Two other concessions in the contract extension are requiring teachers to pay 12.6 percent of their health insurance premiums and 50 percent of the required contribution to the Wisconsin Retirement System - both of which were anticipated after Gov. Scott Walker signed the budget repair bill into law. Teachers' health insurance premium contribution under the existing contract is 10 percent and the existing retirement contribution is 11.6 percent.
Brown said the contract extension doesn't address the district's financial need for the referendum. The district is seeking a $8 million non-recurring referendum on the April 5 ballot.
"We still have a financial need we have to address with the referendum," Brown said. "We still have to get that information out to our taxpayers and community members."

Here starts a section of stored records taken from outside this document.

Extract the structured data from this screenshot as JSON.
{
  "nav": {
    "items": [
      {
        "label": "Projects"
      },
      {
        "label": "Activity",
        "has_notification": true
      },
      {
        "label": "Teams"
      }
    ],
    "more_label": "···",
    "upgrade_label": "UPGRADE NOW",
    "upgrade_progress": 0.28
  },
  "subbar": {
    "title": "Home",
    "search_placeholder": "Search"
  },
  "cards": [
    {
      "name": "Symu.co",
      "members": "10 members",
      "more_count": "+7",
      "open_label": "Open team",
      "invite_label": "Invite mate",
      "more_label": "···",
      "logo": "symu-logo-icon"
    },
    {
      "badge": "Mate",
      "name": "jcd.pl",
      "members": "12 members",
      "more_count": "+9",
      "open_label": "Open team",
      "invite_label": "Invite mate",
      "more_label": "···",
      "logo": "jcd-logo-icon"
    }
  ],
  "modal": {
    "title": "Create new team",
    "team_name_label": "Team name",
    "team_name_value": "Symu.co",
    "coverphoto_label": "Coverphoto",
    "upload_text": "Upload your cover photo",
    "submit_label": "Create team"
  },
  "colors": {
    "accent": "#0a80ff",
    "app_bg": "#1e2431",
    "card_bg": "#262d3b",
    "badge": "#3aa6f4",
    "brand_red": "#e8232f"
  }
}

The district has projected a deficit of $1.6 million for 2011-12. Without a referendum, the district expects deficits of about $2.3 million in the 2012-13 year; $3 million in 2013-14 school year; and $3.6 million in the 2014-15. The district is at the end of its four-year, non-recurring referendum, in which voters allowed the district to exceed revenue caps by $8.3 million. The district was able to make cuts in administration and other areas over the past four years, using a little more than $4 million of the total amount authorized by the last referendum.

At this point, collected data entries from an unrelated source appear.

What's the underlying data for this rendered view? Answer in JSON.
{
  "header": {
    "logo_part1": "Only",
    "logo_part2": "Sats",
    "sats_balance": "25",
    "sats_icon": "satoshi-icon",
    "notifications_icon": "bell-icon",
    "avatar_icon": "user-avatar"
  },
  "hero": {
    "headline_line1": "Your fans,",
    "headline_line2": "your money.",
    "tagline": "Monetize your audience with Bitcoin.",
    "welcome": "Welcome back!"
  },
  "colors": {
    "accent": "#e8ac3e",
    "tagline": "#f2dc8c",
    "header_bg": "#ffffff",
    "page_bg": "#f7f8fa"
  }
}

Walker's proposed budget cuts state aid to school districts by about $900 million, and reduces school districts' revenue limits by 5.5 percent, preventing schools from using property taxes to make up the difference. District officials are hoping the concessions in the contract extension can plug those expected deficits.
Board member Brian Keith said he understands there may be community members who were not in favor of extending the contract.
"It's been a tough week," Keith said. "This should help with the teachers' stress and help them get back and educate kids."
Monroe School Board President Pam Wyss said she appreciated all of the work by the district's negotiations committee and the MEA to get a deal done and "do what is the best for the kids in the district."
Under the contract extension, the district could require teachers to teach one additional class per day. The current contract provides for five periods of instruction, two supervision periods and a preparation period. The new contract extension allows for teachers to be assigned six periods of instruction, one period of supervision and one period of preparation time.
Additional contract changes include:
The current contract allows for health insurance continuation benefits of up to $52,000 for each eligible retiree. The early retirement language is modified and will sunset June 30, 2016. Eliminating the early retirement benefit is expected to save the district about $4.8 million over 30 years.
A memorandum of understanding allows prorating early retirement benefits for individuals who do not meet all the eligibility requirements for the benefit, but who plan to retire at the end of the 2010-11 school year.
The contract extension includes a new measure that allows the district to non-renew teachers who are on an improvement plan for three or more consecutive semesters.
The new contact also removes the school calendar from negotiations. The district will determine the school calendar.